Tilting back towards the sun: Three novels with solar power

The nights are cold, dark, and long, the days short - but the sun glows on, albeit more gently than at blazing midsummer ferocity. The transportive power of fiction came to mind as I stepped out into a pale frost this morning, and I began to think about which novels might serve as salve to the chill. It remains to be seen whether I can warm my way through winter via evocative fiction, but I will be examining my power bills with curiosity.  

Here are my selections: three excellent novels that bring solar power, in varying ways, with varying effects, ranging from searing existential discomfort to warm heliacal nourishment.  

The Drowned World

The Drowned World is set in an ambiguous future, in which solar radiation has rendered the earth a labyrinthine amalgam of super-tropical swamps and primeval lagoons patrolled by Triassic–like reptilians. This novel smoulders with a blazing humid heat, and is an excellent example of Ballard’s preoccupation with the representation of ‘inner space’. Characters share dreams of regression to a primeval, uterine state, in a kind of hypnotic, sultry, ultra-heated irrepressible movement towards the sun (and species demise). Liable to make you sweat, with its strangeness, with its heat, with its vision of an Earth irrevocably changed.

Because We Were the Travellers

In this classic of New Zealand young adult fiction Jack Lasenby presents a Waikato ravaged by climate change – ‘eaten by the sun’. Protagonist Ish is a member of a nomadic tribe, the eponymous Travellers, cast out alongside the aged, wise Hagar. After a calamity, the pair continue alone ‘the Journey’, the traditional nomadic pathway of their people. A bildungsroman tale of survival, connection and resilience in the face of social ostracization and climate perils, Because We Were The Travellers will having you seeking the kindness of a shady grove, even in the depths of winter

Klara and the Sun

Finally, a vision of the sun-as-god, a benevolent deity, a source of comfort and nourishment. Klara and the Sun is Ishiguro’s latest novel, and characteristically reflects a finely-wrought, deeply affecting emotional tone. Klara is an ‘Artificial Friend’, a model of android purchased by parents as companions for children. Operating via solar power, Klara increasingly develops an affective, spiritual attachment to the sun, supplicating to its power as she searches for help. Ishiguro’s novel is a story of love, of faith, and of the fragility and beauty of the human condition.
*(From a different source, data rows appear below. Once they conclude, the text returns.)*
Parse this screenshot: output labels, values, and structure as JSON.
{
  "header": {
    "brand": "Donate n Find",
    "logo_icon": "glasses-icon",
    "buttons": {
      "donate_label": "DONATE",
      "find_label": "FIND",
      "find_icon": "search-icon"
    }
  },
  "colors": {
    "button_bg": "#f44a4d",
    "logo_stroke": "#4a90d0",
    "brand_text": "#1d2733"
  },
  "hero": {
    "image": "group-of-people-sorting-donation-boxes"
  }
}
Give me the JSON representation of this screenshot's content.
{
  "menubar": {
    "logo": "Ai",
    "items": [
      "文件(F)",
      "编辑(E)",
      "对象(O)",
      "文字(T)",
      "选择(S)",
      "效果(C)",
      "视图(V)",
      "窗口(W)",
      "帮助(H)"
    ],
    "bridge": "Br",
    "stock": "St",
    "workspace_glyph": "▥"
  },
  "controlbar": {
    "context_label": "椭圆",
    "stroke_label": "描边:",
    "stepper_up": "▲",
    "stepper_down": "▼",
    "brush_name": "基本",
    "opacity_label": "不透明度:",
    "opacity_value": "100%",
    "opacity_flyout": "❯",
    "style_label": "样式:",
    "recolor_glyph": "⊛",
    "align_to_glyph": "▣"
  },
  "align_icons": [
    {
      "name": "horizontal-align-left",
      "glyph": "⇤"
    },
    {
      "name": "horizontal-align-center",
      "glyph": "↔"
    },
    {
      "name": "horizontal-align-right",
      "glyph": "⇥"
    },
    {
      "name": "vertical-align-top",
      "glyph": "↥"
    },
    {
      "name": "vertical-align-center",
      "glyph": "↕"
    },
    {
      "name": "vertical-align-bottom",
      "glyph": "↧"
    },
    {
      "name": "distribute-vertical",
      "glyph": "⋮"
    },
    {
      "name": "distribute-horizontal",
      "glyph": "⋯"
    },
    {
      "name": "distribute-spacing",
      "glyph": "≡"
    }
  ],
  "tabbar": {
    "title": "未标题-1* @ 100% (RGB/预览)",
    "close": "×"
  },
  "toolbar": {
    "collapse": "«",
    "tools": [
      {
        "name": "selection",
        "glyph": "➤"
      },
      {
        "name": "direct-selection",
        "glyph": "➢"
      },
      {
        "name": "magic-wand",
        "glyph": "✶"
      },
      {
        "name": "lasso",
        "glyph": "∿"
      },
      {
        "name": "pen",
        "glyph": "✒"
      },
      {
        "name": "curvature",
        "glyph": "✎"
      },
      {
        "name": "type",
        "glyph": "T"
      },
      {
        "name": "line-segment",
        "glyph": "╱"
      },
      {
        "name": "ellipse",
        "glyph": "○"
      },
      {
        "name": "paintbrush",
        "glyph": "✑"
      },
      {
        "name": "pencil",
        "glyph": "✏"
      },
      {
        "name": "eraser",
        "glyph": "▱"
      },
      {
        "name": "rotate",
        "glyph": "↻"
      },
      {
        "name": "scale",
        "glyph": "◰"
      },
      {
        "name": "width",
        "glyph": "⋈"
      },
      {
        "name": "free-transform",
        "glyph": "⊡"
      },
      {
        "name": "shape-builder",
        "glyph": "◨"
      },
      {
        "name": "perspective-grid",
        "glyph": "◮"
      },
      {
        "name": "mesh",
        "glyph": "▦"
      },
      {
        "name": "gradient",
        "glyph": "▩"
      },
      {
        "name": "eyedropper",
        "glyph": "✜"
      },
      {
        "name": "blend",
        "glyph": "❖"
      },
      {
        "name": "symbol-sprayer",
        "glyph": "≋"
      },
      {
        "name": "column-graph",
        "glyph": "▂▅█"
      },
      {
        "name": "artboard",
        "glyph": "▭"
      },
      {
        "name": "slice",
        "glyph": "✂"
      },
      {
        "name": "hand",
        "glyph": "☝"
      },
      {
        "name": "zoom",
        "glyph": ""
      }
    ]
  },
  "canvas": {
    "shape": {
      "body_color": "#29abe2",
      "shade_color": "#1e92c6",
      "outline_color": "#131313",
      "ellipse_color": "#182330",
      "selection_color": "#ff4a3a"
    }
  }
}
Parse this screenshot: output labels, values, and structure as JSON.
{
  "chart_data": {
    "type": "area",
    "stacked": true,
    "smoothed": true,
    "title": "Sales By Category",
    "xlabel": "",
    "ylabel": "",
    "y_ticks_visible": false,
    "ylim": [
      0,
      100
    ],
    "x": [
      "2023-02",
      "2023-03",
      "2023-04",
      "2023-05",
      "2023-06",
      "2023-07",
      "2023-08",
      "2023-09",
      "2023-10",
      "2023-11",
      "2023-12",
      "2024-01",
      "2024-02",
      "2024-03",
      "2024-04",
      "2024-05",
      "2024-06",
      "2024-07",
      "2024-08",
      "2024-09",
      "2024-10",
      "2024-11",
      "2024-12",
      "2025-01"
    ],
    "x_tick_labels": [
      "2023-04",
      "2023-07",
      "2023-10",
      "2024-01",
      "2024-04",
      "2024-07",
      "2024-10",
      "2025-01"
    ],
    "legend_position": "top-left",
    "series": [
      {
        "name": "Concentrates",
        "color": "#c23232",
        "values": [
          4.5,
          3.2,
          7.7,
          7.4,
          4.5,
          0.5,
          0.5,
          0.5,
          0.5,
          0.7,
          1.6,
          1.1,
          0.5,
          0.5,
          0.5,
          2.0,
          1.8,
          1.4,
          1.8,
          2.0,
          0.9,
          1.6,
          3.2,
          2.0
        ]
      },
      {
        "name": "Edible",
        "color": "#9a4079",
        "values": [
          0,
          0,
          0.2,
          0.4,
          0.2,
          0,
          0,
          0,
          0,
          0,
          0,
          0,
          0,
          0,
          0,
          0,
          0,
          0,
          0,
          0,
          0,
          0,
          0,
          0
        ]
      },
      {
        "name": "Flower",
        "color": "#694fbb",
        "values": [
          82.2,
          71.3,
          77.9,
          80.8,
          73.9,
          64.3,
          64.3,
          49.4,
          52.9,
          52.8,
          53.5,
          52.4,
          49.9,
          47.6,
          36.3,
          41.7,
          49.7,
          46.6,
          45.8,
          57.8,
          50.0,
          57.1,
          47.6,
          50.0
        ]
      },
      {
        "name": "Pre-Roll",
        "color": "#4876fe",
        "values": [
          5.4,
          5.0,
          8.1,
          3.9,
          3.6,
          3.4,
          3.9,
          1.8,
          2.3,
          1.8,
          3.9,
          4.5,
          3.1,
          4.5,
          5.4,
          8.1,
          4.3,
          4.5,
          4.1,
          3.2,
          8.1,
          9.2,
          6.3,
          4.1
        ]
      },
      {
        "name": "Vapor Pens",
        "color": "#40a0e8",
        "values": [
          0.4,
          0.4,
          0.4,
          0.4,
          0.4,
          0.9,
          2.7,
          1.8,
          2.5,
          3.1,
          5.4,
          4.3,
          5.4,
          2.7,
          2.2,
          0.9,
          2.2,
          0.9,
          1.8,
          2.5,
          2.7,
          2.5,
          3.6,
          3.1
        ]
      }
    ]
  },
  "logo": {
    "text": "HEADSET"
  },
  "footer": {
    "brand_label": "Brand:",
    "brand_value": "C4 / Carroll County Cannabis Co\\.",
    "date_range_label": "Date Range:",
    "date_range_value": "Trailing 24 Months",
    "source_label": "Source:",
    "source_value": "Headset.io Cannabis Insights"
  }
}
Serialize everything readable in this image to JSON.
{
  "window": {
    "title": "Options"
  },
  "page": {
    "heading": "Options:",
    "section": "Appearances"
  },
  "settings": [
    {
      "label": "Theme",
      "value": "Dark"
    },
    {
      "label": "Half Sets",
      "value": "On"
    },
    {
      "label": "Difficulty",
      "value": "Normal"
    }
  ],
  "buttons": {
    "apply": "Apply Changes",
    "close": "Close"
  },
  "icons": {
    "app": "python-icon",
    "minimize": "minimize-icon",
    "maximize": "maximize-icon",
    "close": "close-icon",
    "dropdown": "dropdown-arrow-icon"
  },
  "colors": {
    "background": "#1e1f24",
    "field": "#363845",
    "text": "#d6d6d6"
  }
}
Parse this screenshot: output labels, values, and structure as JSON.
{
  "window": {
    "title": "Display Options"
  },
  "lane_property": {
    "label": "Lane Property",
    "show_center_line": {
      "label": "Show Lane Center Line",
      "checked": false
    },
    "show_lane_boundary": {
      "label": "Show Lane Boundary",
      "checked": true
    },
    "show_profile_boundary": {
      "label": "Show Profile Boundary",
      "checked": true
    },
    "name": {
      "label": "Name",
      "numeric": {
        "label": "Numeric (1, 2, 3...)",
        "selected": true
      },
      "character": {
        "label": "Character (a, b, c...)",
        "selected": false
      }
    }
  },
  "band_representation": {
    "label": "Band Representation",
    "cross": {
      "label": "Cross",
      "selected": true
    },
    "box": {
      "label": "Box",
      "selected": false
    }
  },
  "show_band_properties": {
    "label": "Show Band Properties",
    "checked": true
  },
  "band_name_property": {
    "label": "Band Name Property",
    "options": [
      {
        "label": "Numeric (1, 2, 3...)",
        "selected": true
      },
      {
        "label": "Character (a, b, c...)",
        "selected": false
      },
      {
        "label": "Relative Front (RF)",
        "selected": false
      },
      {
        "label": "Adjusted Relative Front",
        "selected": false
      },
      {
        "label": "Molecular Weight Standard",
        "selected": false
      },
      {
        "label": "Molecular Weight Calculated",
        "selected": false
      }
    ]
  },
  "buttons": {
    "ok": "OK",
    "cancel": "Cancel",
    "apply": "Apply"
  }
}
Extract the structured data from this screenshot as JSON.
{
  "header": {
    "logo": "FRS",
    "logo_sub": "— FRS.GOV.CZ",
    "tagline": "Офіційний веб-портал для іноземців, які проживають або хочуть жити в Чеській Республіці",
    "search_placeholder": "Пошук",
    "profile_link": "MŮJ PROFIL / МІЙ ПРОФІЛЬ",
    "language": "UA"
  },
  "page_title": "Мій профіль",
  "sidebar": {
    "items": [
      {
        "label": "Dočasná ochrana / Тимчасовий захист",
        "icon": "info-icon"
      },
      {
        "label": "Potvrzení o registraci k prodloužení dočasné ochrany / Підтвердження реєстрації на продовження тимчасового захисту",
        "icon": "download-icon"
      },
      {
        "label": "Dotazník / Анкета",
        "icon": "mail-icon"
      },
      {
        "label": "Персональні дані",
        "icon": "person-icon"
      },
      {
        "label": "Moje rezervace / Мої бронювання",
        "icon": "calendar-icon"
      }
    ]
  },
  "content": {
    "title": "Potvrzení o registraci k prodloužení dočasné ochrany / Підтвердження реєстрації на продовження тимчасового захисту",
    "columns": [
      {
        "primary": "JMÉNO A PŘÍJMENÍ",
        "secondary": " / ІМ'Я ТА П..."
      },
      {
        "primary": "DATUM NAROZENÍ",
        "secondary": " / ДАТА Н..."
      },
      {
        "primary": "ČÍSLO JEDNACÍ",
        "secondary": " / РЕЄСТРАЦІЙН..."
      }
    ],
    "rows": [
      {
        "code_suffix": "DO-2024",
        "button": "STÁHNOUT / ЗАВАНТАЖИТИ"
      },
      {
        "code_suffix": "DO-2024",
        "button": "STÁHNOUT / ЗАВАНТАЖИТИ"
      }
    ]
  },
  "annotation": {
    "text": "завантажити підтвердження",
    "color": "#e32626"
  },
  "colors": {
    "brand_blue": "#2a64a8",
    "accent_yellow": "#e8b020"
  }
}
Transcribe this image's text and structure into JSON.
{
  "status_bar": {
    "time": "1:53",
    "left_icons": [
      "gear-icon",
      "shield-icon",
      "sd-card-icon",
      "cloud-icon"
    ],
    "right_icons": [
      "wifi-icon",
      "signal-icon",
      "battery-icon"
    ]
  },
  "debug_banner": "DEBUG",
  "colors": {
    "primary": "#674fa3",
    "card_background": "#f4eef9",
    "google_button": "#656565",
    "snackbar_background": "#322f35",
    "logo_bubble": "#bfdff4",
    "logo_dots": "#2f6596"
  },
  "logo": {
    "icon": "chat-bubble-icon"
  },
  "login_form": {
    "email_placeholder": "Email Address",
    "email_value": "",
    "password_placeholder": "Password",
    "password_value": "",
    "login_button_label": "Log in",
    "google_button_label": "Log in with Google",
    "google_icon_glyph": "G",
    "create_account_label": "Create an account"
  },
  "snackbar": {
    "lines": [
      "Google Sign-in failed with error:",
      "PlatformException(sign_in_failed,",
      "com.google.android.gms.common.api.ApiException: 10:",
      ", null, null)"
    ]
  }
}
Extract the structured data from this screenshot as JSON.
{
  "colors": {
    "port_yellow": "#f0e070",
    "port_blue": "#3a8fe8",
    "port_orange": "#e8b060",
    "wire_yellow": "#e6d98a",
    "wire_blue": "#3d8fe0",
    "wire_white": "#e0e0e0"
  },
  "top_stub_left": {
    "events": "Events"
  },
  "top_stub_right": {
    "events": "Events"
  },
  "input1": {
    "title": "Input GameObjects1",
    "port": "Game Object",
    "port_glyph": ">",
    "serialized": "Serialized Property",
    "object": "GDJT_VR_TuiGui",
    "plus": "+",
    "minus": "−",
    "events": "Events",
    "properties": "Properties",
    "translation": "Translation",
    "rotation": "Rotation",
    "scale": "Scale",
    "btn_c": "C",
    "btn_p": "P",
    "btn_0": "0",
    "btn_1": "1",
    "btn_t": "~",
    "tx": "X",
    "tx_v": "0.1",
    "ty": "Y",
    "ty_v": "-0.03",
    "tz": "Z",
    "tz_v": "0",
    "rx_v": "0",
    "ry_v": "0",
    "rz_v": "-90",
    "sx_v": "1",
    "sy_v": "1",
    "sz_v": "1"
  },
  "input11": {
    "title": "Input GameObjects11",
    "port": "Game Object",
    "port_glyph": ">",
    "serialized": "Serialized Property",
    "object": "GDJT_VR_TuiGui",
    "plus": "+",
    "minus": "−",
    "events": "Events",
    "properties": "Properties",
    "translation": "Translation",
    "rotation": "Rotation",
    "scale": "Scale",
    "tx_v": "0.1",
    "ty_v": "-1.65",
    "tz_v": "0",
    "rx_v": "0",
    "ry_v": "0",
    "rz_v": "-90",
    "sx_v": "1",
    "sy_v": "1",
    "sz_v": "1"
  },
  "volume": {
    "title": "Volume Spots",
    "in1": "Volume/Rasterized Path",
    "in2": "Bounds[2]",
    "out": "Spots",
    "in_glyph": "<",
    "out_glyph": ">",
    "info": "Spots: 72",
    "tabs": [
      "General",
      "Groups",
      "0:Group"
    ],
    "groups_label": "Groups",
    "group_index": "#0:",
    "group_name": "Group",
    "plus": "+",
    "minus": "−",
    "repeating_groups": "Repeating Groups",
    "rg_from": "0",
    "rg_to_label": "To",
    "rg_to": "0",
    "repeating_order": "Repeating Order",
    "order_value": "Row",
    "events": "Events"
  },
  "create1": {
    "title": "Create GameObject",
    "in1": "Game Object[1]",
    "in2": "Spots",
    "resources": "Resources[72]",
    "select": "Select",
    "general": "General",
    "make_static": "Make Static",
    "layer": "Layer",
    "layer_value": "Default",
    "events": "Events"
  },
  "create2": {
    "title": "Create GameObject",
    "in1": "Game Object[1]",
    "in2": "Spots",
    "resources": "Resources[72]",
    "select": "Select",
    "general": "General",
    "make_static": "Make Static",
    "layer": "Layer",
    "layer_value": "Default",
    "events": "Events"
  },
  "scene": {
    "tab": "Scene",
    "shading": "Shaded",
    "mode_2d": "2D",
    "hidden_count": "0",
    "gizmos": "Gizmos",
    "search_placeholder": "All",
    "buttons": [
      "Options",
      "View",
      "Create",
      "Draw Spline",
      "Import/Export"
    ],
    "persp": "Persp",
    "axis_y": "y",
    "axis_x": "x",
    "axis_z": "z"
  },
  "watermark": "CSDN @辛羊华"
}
For heat-seekers, the Sun represented in this novel may too provoke reflection on the on the fragility of the line between nourishment and toxicity.

Let us know which novels you’d choose to evoke heat, or cold, or otherwise! 

Interested in reading further?

Here's a handful more titles that bring climate to the fore.

Ice

A slippery, labyrinthine, trick mirror of a novel, a vision of an Earth subsumed by encroaching glaciers.

Wuthering Heights

The wild, windy climate of the high moors, perfect for obsessive love.

The Go-between

This bildungsroman classic of English literature evokes the sweaty, close atmosphere of a midsummer heatwave.

Winter in Sokcho

A novel that viscerally drips with the strangeness and stasis of winter on a Korean resort island.

The Awakening

Chopin's lushly imagined Gulf coast in the summer is transportive, saturated in soft pinks and languid humidity.